When Mustaine failed to respond she asked if he understood, and he said, “Hell, no!”
“What is it you don’t understand?”
He was inclined to say that he didn’t understand why he had paid twenty-five dollars to see her show. What happens for fifty bucks? he wanted to ask. You get topless before you start sniffing the shells? Yet he could not quite convince himself that she was hustling him. Though the thought that he might be the embodiment of some potent salvation was patently absurd, though aware that this sort of intimation was a staple in the canon of every tent show psychic and fortune teller, he was tempted to buy into it if only for the reason that Vida clearly needed saving and he had been the one to happen along. But more than that, the concept of congruent explanations for every worldly event, a concept he would previously have decried as being ludicrous…it seemed plausible now that everything was true, every apparent opposition a form of congruency. Perhaps the force that had joined itself to him was allowing him to see more deeply into the veil of illusion. Yet at the same time he wondered how he could entertain the notion. It went contrary to everything he understood about the world. But maybe this was only another instance of congruency.
“You’re telling me,” he said, “I have to believe everything she says?”
“It’s not necessary. But it would help her cause—and yours—if you stopped regarding what she tells you as part of a mental failure and kept a
n open mind.”
“I don’t know.” Mustaine ran a hand through his hair. “She’s talking some crazy shit. Witch men from New Orleans sending her visions. Using shadows to perform proxy rapes. She says this witch man kept her in his house and handed her out like a party favor to his pals. She…”
Mustaine broke off, seeing that Nedra’s face had hardened.
“This woman,” she said. “Is her name Vida Dumars?”
“You must have heard this before, huh? Yeah, it’s her. Maybe you can…”
Nedra got to her feet. “I have an appointment. I’m afraid you’ll have to go.

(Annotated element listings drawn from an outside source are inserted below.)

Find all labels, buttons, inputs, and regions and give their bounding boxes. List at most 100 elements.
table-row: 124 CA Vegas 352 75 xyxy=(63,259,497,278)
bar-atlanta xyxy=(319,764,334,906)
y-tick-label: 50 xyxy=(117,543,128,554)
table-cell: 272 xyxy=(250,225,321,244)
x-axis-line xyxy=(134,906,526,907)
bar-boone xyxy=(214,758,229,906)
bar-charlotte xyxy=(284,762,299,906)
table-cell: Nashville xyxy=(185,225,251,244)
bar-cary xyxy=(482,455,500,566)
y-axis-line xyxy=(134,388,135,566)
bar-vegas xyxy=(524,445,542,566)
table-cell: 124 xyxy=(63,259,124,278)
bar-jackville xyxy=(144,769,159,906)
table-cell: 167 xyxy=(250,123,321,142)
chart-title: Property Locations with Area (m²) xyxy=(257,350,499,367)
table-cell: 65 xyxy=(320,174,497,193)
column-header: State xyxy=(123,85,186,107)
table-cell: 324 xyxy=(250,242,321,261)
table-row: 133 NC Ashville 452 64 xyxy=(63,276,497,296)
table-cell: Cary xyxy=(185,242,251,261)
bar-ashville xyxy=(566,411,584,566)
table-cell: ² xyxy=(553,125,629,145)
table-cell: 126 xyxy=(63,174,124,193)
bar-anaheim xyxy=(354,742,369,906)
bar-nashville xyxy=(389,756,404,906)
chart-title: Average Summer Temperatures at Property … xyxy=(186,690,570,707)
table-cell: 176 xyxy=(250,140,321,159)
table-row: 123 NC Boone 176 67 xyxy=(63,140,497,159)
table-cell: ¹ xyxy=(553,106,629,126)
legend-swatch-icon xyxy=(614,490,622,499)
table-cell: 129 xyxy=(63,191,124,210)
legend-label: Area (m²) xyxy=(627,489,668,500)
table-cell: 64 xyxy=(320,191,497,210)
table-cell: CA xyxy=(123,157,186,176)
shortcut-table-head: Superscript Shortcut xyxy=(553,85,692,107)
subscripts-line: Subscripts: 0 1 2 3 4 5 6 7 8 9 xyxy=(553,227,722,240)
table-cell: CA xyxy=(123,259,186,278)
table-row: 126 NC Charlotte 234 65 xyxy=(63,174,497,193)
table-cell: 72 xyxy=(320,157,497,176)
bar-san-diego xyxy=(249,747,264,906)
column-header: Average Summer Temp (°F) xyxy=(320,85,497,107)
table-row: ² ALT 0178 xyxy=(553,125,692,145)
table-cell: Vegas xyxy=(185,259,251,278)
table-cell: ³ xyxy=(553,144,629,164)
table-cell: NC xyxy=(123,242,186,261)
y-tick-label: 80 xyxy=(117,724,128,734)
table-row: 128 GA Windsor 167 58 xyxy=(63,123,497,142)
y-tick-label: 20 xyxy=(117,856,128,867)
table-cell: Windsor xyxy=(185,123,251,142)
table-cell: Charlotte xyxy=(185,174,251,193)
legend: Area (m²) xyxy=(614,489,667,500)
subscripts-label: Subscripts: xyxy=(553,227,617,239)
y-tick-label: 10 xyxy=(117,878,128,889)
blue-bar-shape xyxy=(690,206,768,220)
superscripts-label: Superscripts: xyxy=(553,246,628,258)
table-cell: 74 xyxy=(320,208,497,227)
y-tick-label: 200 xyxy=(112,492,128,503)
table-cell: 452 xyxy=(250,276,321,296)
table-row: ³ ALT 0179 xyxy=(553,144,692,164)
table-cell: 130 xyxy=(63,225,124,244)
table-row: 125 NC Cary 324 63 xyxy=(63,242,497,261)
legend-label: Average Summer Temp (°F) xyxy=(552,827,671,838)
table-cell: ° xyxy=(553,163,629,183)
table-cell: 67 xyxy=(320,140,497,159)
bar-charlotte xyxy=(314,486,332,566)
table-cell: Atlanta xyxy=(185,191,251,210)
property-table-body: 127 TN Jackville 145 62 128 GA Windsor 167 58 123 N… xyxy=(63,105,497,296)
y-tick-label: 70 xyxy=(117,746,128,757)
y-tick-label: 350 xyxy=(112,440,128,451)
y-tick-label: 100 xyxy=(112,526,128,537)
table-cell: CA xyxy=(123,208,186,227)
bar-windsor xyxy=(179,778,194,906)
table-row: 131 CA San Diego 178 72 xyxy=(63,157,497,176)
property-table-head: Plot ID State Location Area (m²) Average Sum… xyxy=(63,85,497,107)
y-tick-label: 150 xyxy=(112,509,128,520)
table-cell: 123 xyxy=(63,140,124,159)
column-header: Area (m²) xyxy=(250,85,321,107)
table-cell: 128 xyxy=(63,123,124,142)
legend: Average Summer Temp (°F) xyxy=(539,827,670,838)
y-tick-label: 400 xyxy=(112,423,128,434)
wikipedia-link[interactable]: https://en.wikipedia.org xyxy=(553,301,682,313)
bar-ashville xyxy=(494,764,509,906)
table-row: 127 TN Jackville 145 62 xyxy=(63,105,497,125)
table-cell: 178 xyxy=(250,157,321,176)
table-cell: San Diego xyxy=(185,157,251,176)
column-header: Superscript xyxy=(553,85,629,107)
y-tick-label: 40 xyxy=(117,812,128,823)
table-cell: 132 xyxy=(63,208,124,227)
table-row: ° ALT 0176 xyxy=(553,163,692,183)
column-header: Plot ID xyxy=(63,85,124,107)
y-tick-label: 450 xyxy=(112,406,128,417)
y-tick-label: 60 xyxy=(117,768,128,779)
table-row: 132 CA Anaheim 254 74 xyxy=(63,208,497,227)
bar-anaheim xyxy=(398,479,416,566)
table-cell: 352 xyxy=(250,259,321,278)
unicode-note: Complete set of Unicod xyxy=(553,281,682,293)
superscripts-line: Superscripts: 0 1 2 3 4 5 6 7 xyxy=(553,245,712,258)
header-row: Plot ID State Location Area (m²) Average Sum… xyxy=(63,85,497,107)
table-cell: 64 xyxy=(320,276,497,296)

I’m sorry.”
Mustaine, too, stood. “What’s going on?”
“I told you…I have an appointment.” She gestured toward the door, inviting him to precede her.

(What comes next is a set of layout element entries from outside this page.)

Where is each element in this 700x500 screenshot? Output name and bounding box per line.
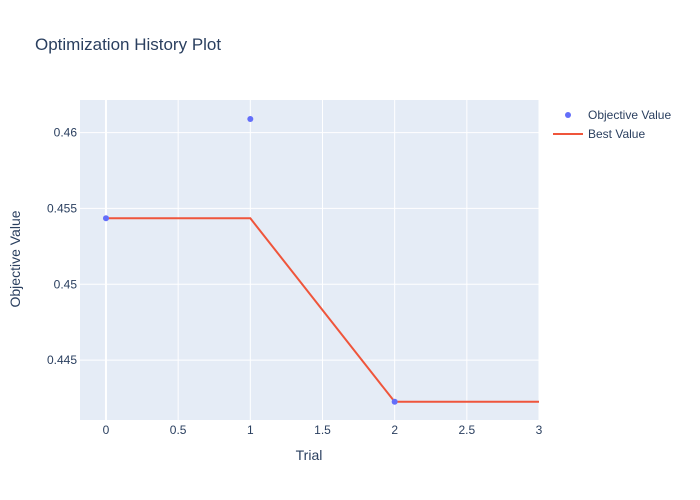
y-tick-label: 0.445: [47, 353, 77, 367]
best-value-line: [105, 217, 539, 403]
grid-lines: [80, 100, 540, 420]
series-layer: [102, 115, 539, 405]
x-tick-label: 0.5: [170, 423, 187, 437]
legend-marker-objective-value: [565, 112, 571, 118]
legend-item[interactable]: Objective Value: [565, 108, 671, 122]
x-tick-label: 2.5: [458, 423, 475, 437]
legend-label: Best Value: [588, 127, 645, 141]
plot-area: [80, 100, 539, 420]
x-tick-label: 2: [391, 423, 398, 437]
legend-label: Objective Value: [588, 108, 671, 122]
y-tick-label: 0.45: [54, 277, 78, 291]
objective-value-point[interactable]: [391, 398, 398, 405]
x-tick-label: 1: [247, 423, 254, 437]
x-tick-label: 0: [103, 423, 110, 437]
x-tick-label: 1.5: [314, 423, 331, 437]
axis-ticks: 0 0.5 1 1.5 2 2.5 3 0.445 0.45 0.455 0.46: [47, 126, 543, 437]
x-axis-label: Trial: [296, 447, 323, 463]
y-tick-label: 0.455: [47, 201, 77, 215]
objective-value-point[interactable]: [102, 215, 109, 222]
objective-value-point[interactable]: [247, 115, 254, 122]
legend-item[interactable]: Best Value: [553, 127, 645, 141]
chart-title: Optimization History Plot: [35, 35, 221, 54]
x-tick-label: 3: [536, 423, 543, 437]
y-tick-label: 0.46: [54, 126, 78, 140]
legend[interactable]: Objective Value Best Value: [553, 108, 671, 141]
y-axis-label: Objective Value: [7, 210, 23, 307]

“Y’know,” he said, “seems the second you realized I was talking about Vida your whole attitude changed.”
“Not at all. I simply remembered an appointment. If you wish to return another day, that’s fine.”
She ushered him through the shop and out the door and closed it firmly behind him. Blinking against the sunlight, a bit disoriented, Mustaine realized that in her haste she had not bothered to collect his twenty-five dollars. He stood for a couple of seconds, getting his bearings, then started west up Monroe; but as he reached the corner of the building, a woman called to him: “Hey, Mister!”

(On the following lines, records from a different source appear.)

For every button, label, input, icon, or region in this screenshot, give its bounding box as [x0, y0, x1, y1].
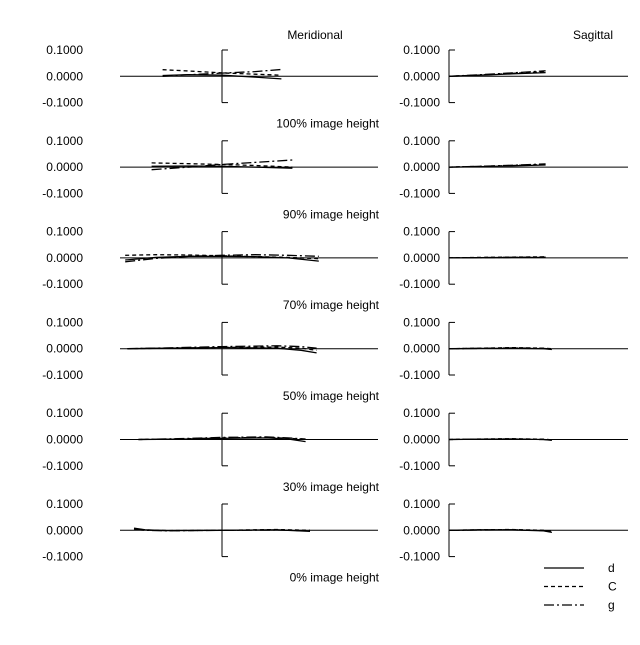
sagittal-tick-label: -0.1000 [399, 96, 440, 110]
row-3: 0.1000 0.0000 -0.1000 0.1000 0.0000 -0.1000 50… [42, 315, 628, 403]
meridional-tick-label: 0.1000 [46, 43, 83, 57]
image-height-label: 50% image height [283, 389, 380, 403]
meridional-tick-label: 0.0000 [46, 160, 83, 174]
sagittal-panel: 0.1000 0.0000 -0.1000 [399, 134, 628, 201]
meridional-tick-label: 0.0000 [46, 251, 83, 265]
legend: dCg [544, 561, 617, 612]
row-1: 0.1000 0.0000 -0.1000 0.1000 0.0000 -0.1000 90… [42, 134, 628, 222]
meridional-tick-label: 0.0000 [46, 523, 83, 537]
meridional-panel: 0.1000 0.0000 -0.1000 [42, 225, 378, 292]
sagittal-tick-label: 0.1000 [403, 406, 440, 420]
row-2: 0.1000 0.0000 -0.1000 0.1000 0.0000 -0.1000 70… [42, 225, 628, 313]
sagittal-tick-label: 0.0000 [403, 342, 440, 356]
meridional-tick-label: 0.0000 [46, 342, 83, 356]
meridional-tick-label: 0.1000 [46, 406, 83, 420]
meridional-tick-label: -0.1000 [42, 96, 83, 110]
sagittal-tick-label: 0.0000 [403, 433, 440, 447]
meridional-panel: 0.1000 0.0000 -0.1000 [42, 43, 378, 110]
sagittal-tick-label: -0.1000 [399, 368, 440, 382]
sagittal-header: Sagittal [573, 28, 613, 42]
legend-label: C [608, 580, 617, 594]
meridional-tick-label: 0.0000 [46, 69, 83, 83]
meridional-tick-label: 0.1000 [46, 225, 83, 239]
sagittal-panel: 0.1000 0.0000 -0.1000 [399, 315, 628, 382]
meridional-panel: 0.1000 0.0000 -0.1000 [42, 315, 378, 382]
meridional-panel: 0.1000 0.0000 -0.1000 [42, 406, 378, 473]
meridional-tick-label: 0.0000 [46, 433, 83, 447]
sagittal-tick-label: -0.1000 [399, 277, 440, 291]
sagittal-tick-label: 0.1000 [403, 43, 440, 57]
sagittal-panel: 0.1000 0.0000 -0.1000 [399, 497, 628, 564]
panels: 0.1000 0.0000 -0.1000 0.1000 0.0000 -0.1000 10… [42, 43, 628, 585]
image-height-label: 30% image height [283, 480, 380, 494]
meridional-tick-label: -0.1000 [42, 459, 83, 473]
sagittal-tick-label: 0.1000 [403, 497, 440, 511]
row-5: 0.1000 0.0000 -0.1000 0.1000 0.0000 -0.1000 0%… [42, 497, 628, 585]
meridional-tick-label: 0.1000 [46, 134, 83, 148]
image-height-label: 100% image height [276, 117, 379, 131]
meridional-tick-label: -0.1000 [42, 550, 83, 564]
sagittal-tick-label: -0.1000 [399, 186, 440, 200]
sagittal-tick-label: 0.0000 [403, 251, 440, 265]
row-0: 0.1000 0.0000 -0.1000 0.1000 0.0000 -0.1000 10… [42, 43, 628, 131]
row-4: 0.1000 0.0000 -0.1000 0.1000 0.0000 -0.1000 30… [42, 406, 628, 494]
legend-label: d [608, 561, 615, 575]
sagittal-tick-label: 0.0000 [403, 69, 440, 83]
sagittal-tick-label: 0.1000 [403, 225, 440, 239]
meridional-tick-label: -0.1000 [42, 186, 83, 200]
sagittal-tick-label: 0.1000 [403, 315, 440, 329]
meridional-tick-label: 0.1000 [46, 315, 83, 329]
meridional-tick-label: -0.1000 [42, 277, 83, 291]
sagittal-tick-label: -0.1000 [399, 550, 440, 564]
meridional-panel: 0.1000 0.0000 -0.1000 [42, 497, 378, 564]
image-height-label: 90% image height [283, 207, 380, 221]
sagittal-panel: 0.1000 0.0000 -0.1000 [399, 225, 628, 292]
sagittal-tick-label: 0.0000 [403, 523, 440, 537]
meridional-header: Meridional [287, 28, 342, 42]
image-height-label: 70% image height [283, 298, 380, 312]
meridional-panel: 0.1000 0.0000 -0.1000 [42, 134, 378, 201]
image-height-label: 0% image height [290, 571, 380, 585]
sagittal-panel: 0.1000 0.0000 -0.1000 [399, 43, 628, 110]
legend-label: g [608, 598, 615, 612]
meridional-tick-label: 0.1000 [46, 497, 83, 511]
sagittal-panel: 0.1000 0.0000 -0.1000 [399, 406, 628, 473]
sagittal-tick-label: -0.1000 [399, 459, 440, 473]
meridional-tick-label: -0.1000 [42, 368, 83, 382]
sagittal-tick-label: 0.0000 [403, 160, 440, 174]
sagittal-tick-label: 0.1000 [403, 134, 440, 148]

It was Arlise, holding her bathrobe closed about her breasts. She peered at him through the beaded curtain of her braids and said, “You wanna help Vida, drive out past the road leads to her place. ’Bout a quarter-mile. There’s a path leads back into the swamp. You follow it to a shanty set on the water, you gon’ find somethin’ll explain what’s happenin’ to Vida.”
She retreated toward the rear of the building and Mustaine said, “Hey, I want to talk to you!”
“I got to get back!”
“Why would you help me?” he asked, suddenly suspicious.
“Vida’s my friend. She baby-sit me when I was little. You help her, I’ll help you.” She backed away, heels scuffing up puffs of yellow dust. “Best you can do is get her away from this damn place!”